In the strange, capricious and often messy human world that LLMs are emerging into, it’s not unusual for people to use a culinary metaphor to describe something fundamental, a principle, or a process, or a way of thinking. Such is the case, apparently, with AI, as we wrestle with how to integrate the powerful technologies at our fingertips into our lives.

Some people call it a “human sandwich.” Others call it an AI sandwich. But since the humans are the bread (human first, human last) in this concept, I’ll go with the chosen semantics of my favorite podcaster, Nathaniel Whittemore, who touched on the idea in a recent episode of AI Daily Brief. The human sandwich is essentially a way to keep the human “in the loop” and using his or her faculties, even as AI does more and more of the heavy lifting in any given project.

The idea, in a nutshell, is that AI’s input should be bounded by human initiative and direction. Humans should take the lead, at the beginning of a project, sketching out the rough drafts, and orienting the thing, before calling in AI to refine, or add, or analyze. Then, at the end, the human should be deeply involved again, in evaluating the final result, in asking for changes – in short, taking control again, getting a handoff from the technology, and bringing the wagon home.

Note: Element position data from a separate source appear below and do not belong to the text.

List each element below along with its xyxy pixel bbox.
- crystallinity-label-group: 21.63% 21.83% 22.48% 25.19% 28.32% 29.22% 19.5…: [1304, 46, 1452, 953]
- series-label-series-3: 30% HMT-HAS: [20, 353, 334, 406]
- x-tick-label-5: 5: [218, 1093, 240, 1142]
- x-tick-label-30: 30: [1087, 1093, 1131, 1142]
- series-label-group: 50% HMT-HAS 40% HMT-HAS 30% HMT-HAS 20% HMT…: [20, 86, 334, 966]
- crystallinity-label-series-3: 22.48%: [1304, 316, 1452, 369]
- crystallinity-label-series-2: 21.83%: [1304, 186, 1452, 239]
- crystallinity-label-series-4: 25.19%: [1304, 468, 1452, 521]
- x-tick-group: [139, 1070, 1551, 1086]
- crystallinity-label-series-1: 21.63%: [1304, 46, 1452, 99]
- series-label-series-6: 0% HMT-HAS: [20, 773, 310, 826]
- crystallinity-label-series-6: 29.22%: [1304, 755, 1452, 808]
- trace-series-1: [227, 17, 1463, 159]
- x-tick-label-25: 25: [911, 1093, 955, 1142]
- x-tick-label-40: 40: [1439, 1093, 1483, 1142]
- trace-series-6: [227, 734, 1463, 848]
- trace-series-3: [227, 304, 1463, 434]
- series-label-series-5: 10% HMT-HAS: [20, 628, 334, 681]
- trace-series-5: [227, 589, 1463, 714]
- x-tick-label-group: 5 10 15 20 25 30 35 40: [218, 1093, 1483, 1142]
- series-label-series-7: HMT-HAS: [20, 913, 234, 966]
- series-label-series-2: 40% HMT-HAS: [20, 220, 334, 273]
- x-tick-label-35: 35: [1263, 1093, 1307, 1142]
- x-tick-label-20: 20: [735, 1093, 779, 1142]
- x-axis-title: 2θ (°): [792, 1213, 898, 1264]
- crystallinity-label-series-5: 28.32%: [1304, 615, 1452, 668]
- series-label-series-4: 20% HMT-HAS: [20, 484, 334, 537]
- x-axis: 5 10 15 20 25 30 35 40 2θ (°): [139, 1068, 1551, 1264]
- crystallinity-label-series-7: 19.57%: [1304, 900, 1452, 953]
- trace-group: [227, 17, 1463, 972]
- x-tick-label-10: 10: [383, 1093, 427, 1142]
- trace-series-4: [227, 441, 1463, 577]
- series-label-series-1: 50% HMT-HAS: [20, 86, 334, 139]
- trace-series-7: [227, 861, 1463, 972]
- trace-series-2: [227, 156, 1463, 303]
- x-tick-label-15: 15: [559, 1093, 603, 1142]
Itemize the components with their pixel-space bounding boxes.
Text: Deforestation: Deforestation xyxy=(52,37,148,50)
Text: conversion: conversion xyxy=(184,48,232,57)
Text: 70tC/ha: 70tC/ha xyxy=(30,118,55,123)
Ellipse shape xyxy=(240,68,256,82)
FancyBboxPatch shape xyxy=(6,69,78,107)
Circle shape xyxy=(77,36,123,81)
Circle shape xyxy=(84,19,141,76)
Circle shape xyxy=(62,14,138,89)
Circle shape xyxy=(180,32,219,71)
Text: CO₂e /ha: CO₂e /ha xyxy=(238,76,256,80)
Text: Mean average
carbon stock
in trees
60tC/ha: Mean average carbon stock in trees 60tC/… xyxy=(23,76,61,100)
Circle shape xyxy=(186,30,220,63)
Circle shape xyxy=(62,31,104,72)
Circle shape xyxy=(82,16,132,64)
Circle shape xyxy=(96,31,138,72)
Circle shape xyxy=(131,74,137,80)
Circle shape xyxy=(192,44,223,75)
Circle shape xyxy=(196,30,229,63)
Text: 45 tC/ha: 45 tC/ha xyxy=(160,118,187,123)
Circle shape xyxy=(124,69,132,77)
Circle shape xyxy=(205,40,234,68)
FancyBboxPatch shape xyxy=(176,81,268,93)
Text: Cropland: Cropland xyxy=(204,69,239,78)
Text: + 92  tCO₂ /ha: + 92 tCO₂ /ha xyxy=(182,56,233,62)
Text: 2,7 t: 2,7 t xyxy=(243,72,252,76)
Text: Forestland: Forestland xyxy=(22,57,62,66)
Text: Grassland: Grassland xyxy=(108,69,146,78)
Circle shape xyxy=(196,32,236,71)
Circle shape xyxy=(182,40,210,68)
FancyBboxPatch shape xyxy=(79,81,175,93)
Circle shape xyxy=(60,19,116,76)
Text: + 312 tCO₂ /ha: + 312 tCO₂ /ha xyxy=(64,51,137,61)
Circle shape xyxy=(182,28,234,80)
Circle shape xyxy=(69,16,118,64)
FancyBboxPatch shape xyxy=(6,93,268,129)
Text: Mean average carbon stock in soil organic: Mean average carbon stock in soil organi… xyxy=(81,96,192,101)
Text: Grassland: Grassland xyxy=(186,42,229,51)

Describing the Human Sandwich

“The human parts are where the substance really lives: your context, clarity, and creativity on one side, and your editing, judgment, and tone on the other,” writes Andrea Wightwick on Substack at her Business of Adulting column , also revealing that she likes to call GPT “Chatty.” “The middle (AI) can be good, but it’s hard to eat by itself. And one soggy bun, and the whole thing falls apart. It’s the same principle we learned long before ChatGPT showed up: trash in, trash out. When the tool launched, early adopters quickly realized that the better your inputs, the better your outputs. Clear, detailed, well-informed prompts produce strong, thorough responses. Human intelligence and expertise fact-check and finesse the AI generation.”

There’s a difference, in other words, between doing the work, and phoning it in, just putting in a basic prompt and letting AI come up with, well, whatever.

“The expectations for what AI tools can achieve on their own are pretty high,” writes Harpreet Khurana for Russel Reynolds, designating the ‘top slice’ as human curation or insight, the ‘filling’ as AI contributions, and the ‘bottom slice’ as human decision. “So much so, that some people predict it will replace the human hand altogether in plenty of strategic areas. But, in fact, the opposite is true. If anything, it makes the human touch more important.”

Not a Completely New Thing

Since we’ve only been hearing about AI for a few years, really, one might be forgiven for thinking that the temptation to outsource cognitive work to computers only dates back to, say, 2021. Not so, according to Dr. Lane Freeman, State Director of Online Learning, North Carolina Community College System, published on the Online Learning Consortium , who writes:

“Long before AI entered the picture, we were already outsourcing pieces of our thinking to technology. Many of us can remember a time when we knew dozens of phone numbers by heart. Today, most people can recite only a handful—if any—because smartphones remember them for us. It is not that we lost the ability to memorize numbers; we simply stopped investing mental effort there because a tool took over the job.”

The new reality, Freeman concedes, is different:

“That trade-off is acceptable for phone numbers,” Freeman writes. “It is far more consequential when the thing we are outsourcing is thinking itself—our creativity, our critical judgment, our ability to wrestle with complex ideas. When learners turn to AI too early, especially at the start of a task, they risk letting the tool define the boundaries of their thinking. Generative AI often produces a polished, “cookie-cutter” response: plausible, organized, and confident.”

At this juncture, Freeman made an observation that I found valuable, arguing that it’s that first ex nihilo creation that sets the stage and directs the human to a result.

“Once a human sees that answer, it becomes cognitively difficult to imagine alternatives,” Freeman writes. “The first answer becomes the anchor. Human-first work interrupts that pattern. When individuals or teams begin by brainstorming, sketching ideas, or attempting solutions before consulting AI, they keep those neural pathways for creativity and critical thinking active.”

I think that’s a good way to describe the dynamic: if you, as a user, come to the plate empty, and let AI fill up everything, you get an “AI-only” result. And people may still be able to tell. But even if they can’t, think about what happens when you stop utilizing those parts of your brain.

Maybe, at the end of the day, the sandwich is a good metaphor. It certainly delineates parts of a multi-step process. I’m fond of talking about the late Marvin Minsky’s book, “Society of the Mind,” where he mentions that the human brain is not one computer, but hundreds of smaller ones joined together. The human sandwich model shows how collaborative AI use is, or should be. Think about it.